Michael Zemcov on the team that will explore the origins of the universe, galaxies and water in planetary systems

Caltech

NASA’s Spectro-Photometer for the History of the Universe, Epoch of Reionization and Ices Explorer (SPHEREx) mission is targeted to launch in 2023. SPHEREx will help astronomers understand both how our universe evolved and how common are the ingredients for life in our galaxy’s planetary systems.

A Rochester Institute of Technology professor is part of a small team of scientists contributing to NASA’s new mission to explore the origins of the universe by performing the first near-infrared all-sky spectral survey.

Assistant Professor Michael Zemcov is one of 19 co-investigators of the Spectro-Photometer for the History of the Universe, Epoch of Reionization, and Ices Explorer (SPHEREx) mission, which received $242 million in funding from NASA today.

SPHEREx has three primary objectives. First, SPHEREx will map galaxies across much of the universe to study inflation, the rapid expansion thought to play a part in the universe’s creation. The mission also seeks to gain new insights into the origin and history of galaxy formation by measuring spatial fluctuations in the extragalactic background light. Third, SPHEREx aims to answer questions about the amount and evolution of key biogenic molecules such as water and carbon monoxide throughout all phases of star and planetary formation.

“I’m very excited by the opportunity to help explain if and how inflation happened, and to understand more about it,” said Zemcov. “There are hundreds of models for inflation right now and they all describe different scenarios that may have happened. Being able to constrain what actually happened would teach us new things about the fundamental physics of the early universe that we have no access to otherwise. For me that’s really exciting because I don’t see a better way to get at it right now. It’s really unique.”

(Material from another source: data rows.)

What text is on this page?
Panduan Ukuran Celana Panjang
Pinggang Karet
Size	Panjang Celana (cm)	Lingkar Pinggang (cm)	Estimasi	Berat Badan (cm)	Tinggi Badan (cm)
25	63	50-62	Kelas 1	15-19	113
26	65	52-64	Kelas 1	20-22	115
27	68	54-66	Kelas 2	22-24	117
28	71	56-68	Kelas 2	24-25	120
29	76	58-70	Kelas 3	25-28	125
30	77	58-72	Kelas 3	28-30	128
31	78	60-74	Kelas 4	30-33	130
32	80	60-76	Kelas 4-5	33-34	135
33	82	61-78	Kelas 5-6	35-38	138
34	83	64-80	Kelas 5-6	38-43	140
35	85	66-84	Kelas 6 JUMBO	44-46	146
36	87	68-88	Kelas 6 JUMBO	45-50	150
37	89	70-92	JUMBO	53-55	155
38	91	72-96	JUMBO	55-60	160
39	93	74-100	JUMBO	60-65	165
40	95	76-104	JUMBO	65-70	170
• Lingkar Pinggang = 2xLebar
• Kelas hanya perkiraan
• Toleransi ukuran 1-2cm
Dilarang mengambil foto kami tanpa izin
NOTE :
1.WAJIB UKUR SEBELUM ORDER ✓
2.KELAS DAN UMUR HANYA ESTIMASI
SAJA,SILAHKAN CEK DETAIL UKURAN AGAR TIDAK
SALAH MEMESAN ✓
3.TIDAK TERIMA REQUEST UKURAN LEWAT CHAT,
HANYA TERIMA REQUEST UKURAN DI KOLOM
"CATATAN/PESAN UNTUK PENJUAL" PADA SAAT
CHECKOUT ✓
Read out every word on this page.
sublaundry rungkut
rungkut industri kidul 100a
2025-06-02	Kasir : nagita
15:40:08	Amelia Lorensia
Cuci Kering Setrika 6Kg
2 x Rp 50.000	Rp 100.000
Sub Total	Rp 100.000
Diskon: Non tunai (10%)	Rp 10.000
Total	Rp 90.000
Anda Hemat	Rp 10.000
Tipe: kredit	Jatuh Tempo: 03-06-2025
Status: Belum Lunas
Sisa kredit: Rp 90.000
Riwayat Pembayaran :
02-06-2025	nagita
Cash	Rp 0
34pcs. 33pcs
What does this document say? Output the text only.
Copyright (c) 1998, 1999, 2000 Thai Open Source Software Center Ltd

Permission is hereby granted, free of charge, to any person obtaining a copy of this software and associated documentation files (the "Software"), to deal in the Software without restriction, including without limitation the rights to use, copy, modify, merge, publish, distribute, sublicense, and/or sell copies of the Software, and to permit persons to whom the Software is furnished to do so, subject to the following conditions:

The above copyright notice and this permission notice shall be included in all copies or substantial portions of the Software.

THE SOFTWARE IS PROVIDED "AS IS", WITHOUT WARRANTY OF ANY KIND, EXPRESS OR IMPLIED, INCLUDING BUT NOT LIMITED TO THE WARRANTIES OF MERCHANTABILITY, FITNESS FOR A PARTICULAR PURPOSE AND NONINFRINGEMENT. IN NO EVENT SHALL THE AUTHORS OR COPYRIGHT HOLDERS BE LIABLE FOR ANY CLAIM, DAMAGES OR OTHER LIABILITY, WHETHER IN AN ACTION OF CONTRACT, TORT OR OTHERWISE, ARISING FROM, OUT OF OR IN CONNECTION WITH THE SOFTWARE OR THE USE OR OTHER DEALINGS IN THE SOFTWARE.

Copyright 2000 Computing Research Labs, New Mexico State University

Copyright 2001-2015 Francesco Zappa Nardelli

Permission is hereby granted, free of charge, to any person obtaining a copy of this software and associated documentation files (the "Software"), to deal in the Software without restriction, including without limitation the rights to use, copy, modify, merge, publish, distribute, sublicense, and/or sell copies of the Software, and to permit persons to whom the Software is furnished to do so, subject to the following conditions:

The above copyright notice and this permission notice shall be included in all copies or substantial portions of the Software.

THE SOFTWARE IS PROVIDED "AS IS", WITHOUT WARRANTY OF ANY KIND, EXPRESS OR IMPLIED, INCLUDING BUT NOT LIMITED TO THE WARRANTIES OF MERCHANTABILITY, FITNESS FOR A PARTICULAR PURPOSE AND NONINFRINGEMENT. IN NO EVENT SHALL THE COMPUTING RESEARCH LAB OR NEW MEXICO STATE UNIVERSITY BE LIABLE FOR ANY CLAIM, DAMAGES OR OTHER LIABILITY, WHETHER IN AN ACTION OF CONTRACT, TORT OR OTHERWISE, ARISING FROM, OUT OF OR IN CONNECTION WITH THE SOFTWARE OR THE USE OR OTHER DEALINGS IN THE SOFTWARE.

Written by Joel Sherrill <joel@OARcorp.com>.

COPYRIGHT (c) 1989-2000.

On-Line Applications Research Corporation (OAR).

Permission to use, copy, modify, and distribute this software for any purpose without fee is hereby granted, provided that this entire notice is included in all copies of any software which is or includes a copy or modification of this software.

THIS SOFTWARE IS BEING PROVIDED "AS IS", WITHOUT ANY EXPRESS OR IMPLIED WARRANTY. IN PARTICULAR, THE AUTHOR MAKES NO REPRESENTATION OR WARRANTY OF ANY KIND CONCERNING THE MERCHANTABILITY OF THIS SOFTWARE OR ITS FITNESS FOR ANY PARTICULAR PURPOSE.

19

Zemcov’s primary role in the mission is to help design the instrument and prepare the data pipeline for when the SPHEREx spacecraft begins making observations. SPHEREx will produce a flood of data, so Zemcov will help make sure the data can be processed in a coherent and effective way. Zemcov developed familiarity with the hardware being used for SPHEREx while he was a postdoctoral researcher at Caltech working with principal investigator Professor James Bock. While he’s excited about the mission’s primary objectives, he thinks the data it will produce will be applied in ways we can’t yet imagine.

“SPHEREx is so comprehensive,” said Zemcov. “It’s looking at the whole sky and very accurate in ways that are difficult to replicate from the ground. And it’s a data set that everyone will use. We have these three detailed science cases we’re very interested in, but we’re going to make the data public as quickly as we can so that people can do whatever they want with it. We have had workshops devoted to people coming and saying what type of things they would do with such a data set, and for a lot of astrophysicists it will be transformational.”

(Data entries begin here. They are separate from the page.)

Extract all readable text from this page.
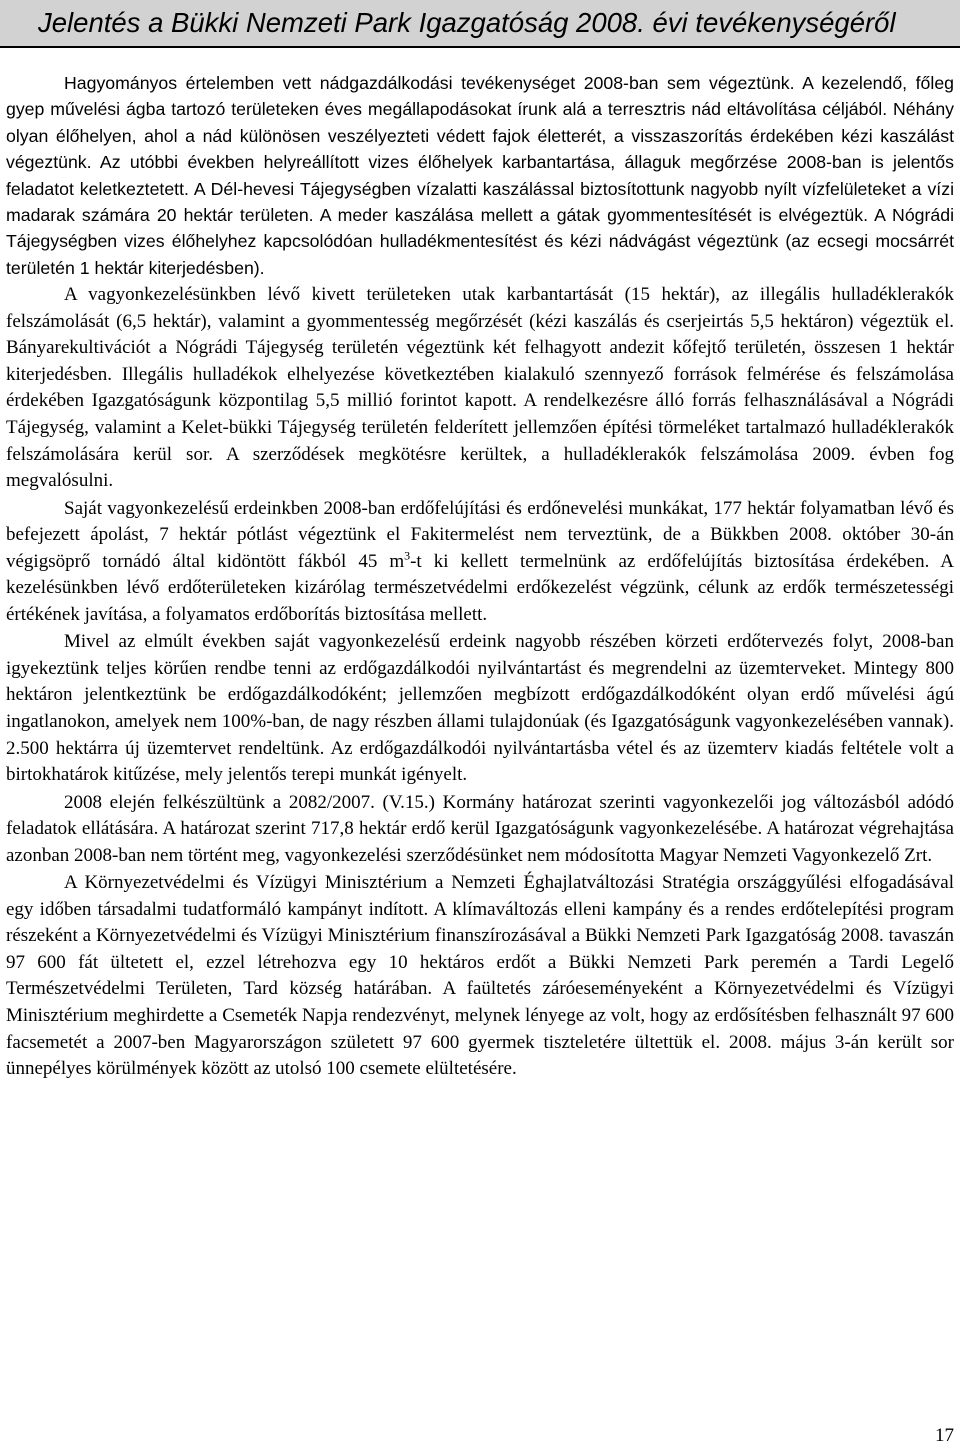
Jelentés a Bükki Nemzeti Park Igazgatóság 2008. évi tevékenységéről

Hagyományos értelemben vett nádgazdálkodási tevékenységet 2008-ban sem végeztünk. A kezelendő, főleg gyep művelési ágba tartozó területeken éves megállapodásokat írunk alá a terresztris nád eltávolítása céljából. Néhány olyan élőhelyen, ahol a nád különösen veszélyezteti védett fajok életterét, a visszaszorítás érdekében kézi kaszálást végeztünk. Az utóbbi években helyreállított vizes élőhelyek karbantartása, állaguk megőrzése 2008-ban is jelentős feladatot keletkeztetett. A Dél-hevesi Tájegységben vízalatti kaszálással biztosítottunk nagyobb nyílt vízfelületeket a vízi madarak számára 20 hektár területen. A meder kaszálása mellett a gátak gyommentesítését is elvégeztük. A Nógrádi Tájegységben vizes élőhelyhez kapcsolódóan hulladékmentesítést és kézi nádvágást végeztünk (az ecsegi mocsárrét területén 1 hektár kiterjedésben).

A vagyonkezelésünkben lévő kivett területeken utak karbantartását (15 hektár), az illegális hulladéklerakók felszámolását (6,5 hektár), valamint a gyommentesség megőrzését (kézi kaszálás és cserjeirtás 5,5 hektáron) végeztük el. Bányarekultivációt a Nógrádi Tájegység területén végeztünk két felhagyott andezit kőfejtő területén, összesen 1 hektár kiterjedésben. Illegális hulladékok elhelyezése következtében kialakuló szennyező források felmérése és felszámolása érdekében Igazgatóságunk központilag 5,5 millió forintot kapott. A rendelkezésre álló forrás felhasználásával a Nógrádi Tájegység, valamint a Kelet-bükki Tájegység területén felderített jellemzően építési törmeléket tartalmazó hulladéklerakók felszámolására kerül sor. A szerződések megkötésre kerültek, a hulladéklerakók felszámolása 2009. évben fog megvalósulni.

Saját vagyonkezelésű erdeinkben 2008-ban erdőfelújítási és erdőnevelési munkákat, 177 hektár folyamatban lévő és befejezett ápolást, 7 hektár pótlást végeztünk el Fakitermelést nem terveztünk, de a Bükkben 2008. október 30-án végigsöprő tornádó által kidöntött fákból 45 $m^3-t$ ki kellett termelnünk az erdőfelújítás biztosítása érdekében. A kezelésünkben lévő erdőterületeken kizárólag természetvédelmi erdőkezelést végzünk, célunk az erdők természetességi értékének javítása, a folyamatos erdőborítás biztosítása mellett.

Mivel az elmúlt években saját vagyonkezelésű erdeink nagyobb részében körzeti erdőtervezés folyt, 2008-ban igyekeztünk teljes körűen rendbe tenni az erdőgazdálkodói nyilvántartást és megrendelni az üzemterveket. Mintegy 800 hektáron jelentkeztünk be erdőgazdálkodóként; jellemzően megbízott erdőgazdálkodóként olyan erdő művelési ágú ingatlanokon, amelyek nem 100%-ban, de nagy részben állami tulajdonúak (és Igazgatóságunk vagyonkezelésében vannak). 2.500 hektárra új üzemtervet rendeltünk. Az erdőgazdálkodói nyilvántartásba vétel és az üzemterv kiadás feltétele volt a birtokhatárok kitűzése, mely jelentős terepi munkát igényelt.

2008 elején felkészültünk a 2082/2007. (V.15.) Kormány határozat szerinti vagyonkezelői jog változásból adódó feladatok ellátására. A határozat szerint 717,8 hektár erdő kerül Igazgatóságunk vagyonkezelésébe. A határozat végrehajtása azonban 2008-ban nem történt meg, vagyonkezelési szerződésünket nem módosította Magyar Nemzeti Vagyonkezelő Zrt.

A Környezetvédelmi és Vízügyi Minisztérium a Nemzeti Éghajlatváltozási Stratégia országgyűlési elfogadásával egy időben társadalmi tudatformáló kampányt indított. A klímaváltozás elleni kampány és a rendes erdőtelepítési program részeként a Környezetvédelmi és Vízügyi Minisztérium finanszírozásával a Bükki Nemzeti Park Igazgatóság 2008. tavaszán 97 600 fát ültetett el, ezzel létrehozva egy 10 hektáros erdőt a Bükki Nemzeti Park peremén a Tardi Legelő Természetvédelmi Területen, Tard község határában. A faültetés záróeseményeként a Környezetvédelmi és Vízügyi Minisztérium meghirdette a Csemeték Napja rendezvényt, melynek lényege az volt, hogy az erdősítésben felhasznált 97 600 facsemetét a 2007-ben Magyarországon született 97 600 gyermek tiszteletére ültettük el. 2008. május 3-án került sor ünnepélyes körülmények között az utolsó 100 csemete elültetésére.

17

NASA Administrator Jim Bridenstine said, “I’m really excited about this new mission. Not only does it expand the United States’ powerful fleet of space-based missions dedicated to uncovering the mysteries of the universe, it is a critical part of a balanced science program that includes missions of various sizes.”

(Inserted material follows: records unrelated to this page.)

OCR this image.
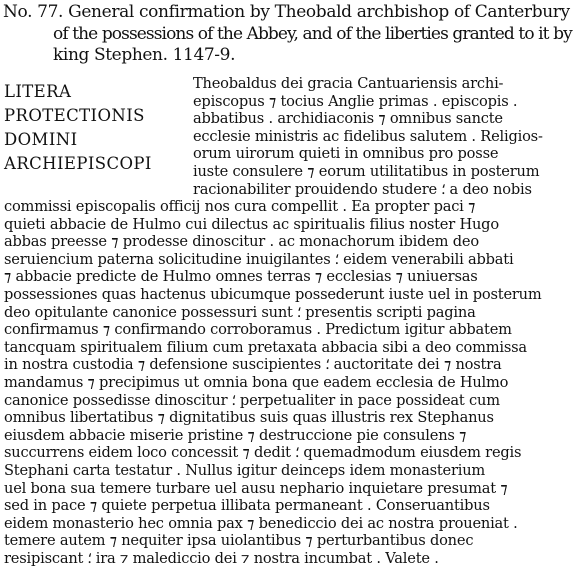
No. 77. General confirmation by Theobald archbishop of Canterbury
of the possessions of the Abbey, and of the liberties granted to it by
king Stephen. 1147-9.
LITERA
PROTECTIONIS
DOMINI
ARCHIEPISCOPI
Theobaldus dei gracia Cantuariensis archi-
episcopus ⁊ tocius Anglie primas . episcopis .
abbatibus . archidiaconis ⁊ omnibus sancte
ecclesie ministris ac fidelibus salutem . Religios-
orum uirorum quieti in omnibus pro posse
iuste consulere ⁊ eorum utilitatibus in posterum
racionabiliter prouidendo studere ⸵ a deo nobis
commissi episcopalis officij nos cura compellit . Ea propter paci ⁊
quieti abbacie de Hulmo cui dilectus ac spiritualis filius noster Hugo
abbas preesse ⁊ prodesse dinoscitur . ac monachorum ibidem deo
seruiencium paterna solicitudine inuigilantes ⸵ eidem venerabili abbati
⁊ abbacie predicte de Hulmo omnes terras ⁊ ecclesias ⁊ uniuersas
possessiones quas hactenus ubicumque possederunt iuste uel in posterum
deo opitulante canonice possessuri sunt ⸵ presentis scripti pagina
confirmamus ⁊ confirmando corroboramus . Predictum igitur abbatem
tancquam spiritualem filium cum pretaxata abbacia sibi a deo commissa
in nostra custodia ⁊ defensione suscipientes ⸵ auctoritate dei ⁊ nostra
mandamus ⁊ precipimus ut omnia bona que eadem ecclesia de Hulmo
canonice possedisse dinoscitur ⸵ perpetualiter in pace possideat cum
omnibus libertatibus ⁊ dignitatibus suis quas illustris rex Stephanus
eiusdem abbacie miserie pristine ⁊ destruccione pie consulens ⁊
succurrens eidem loco concessit ⁊ dedit ⸵ quemadmodum eiusdem regis
Stephani carta testatur . Nullus igitur deinceps idem monasterium
uel bona sua temere turbare uel ausu nephario inquietare presumat ⁊
sed in pace ⁊ quiete perpetua illibata permaneant . Conseruantibus
eidem monasterio hec omnia pax ⁊ benediccio dei ac nostra proueniat .
temere autem ⁊ nequiter ipsa uiolantibus ⁊ perturbantibus donec
resipiscant ⸵ ira ⁊ malediccio dei ⁊ nostra incumbat . Valete .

The SPHEREx spacecraft is expected to launch in 2023, and the SPHEREx team of scientists will now begin creating detailed designs for the spacecraft. Caltech and Jet Propulsion Laboratory will develop the SPHEREx payload. Caltech manages JPL for NASA. The spacecraft will be supplied by Ball Aerospace. The Korea Astronomy and Space Science Institute will contribute the non-flight cryogenic test chamber. The data will be made publicly available through IPAC. In addition to the Caltech/JPL and international scientists, the SPHEREx team includes scientists at institutions across the country, including UC Irvine, Ohio State University, the Harvard-Smithsonian Center for Astrophysics, Arizona State University, the University of Arizona, Rochester Institute of Technology, Argonne National Laboratory, and Johns Hopkins University.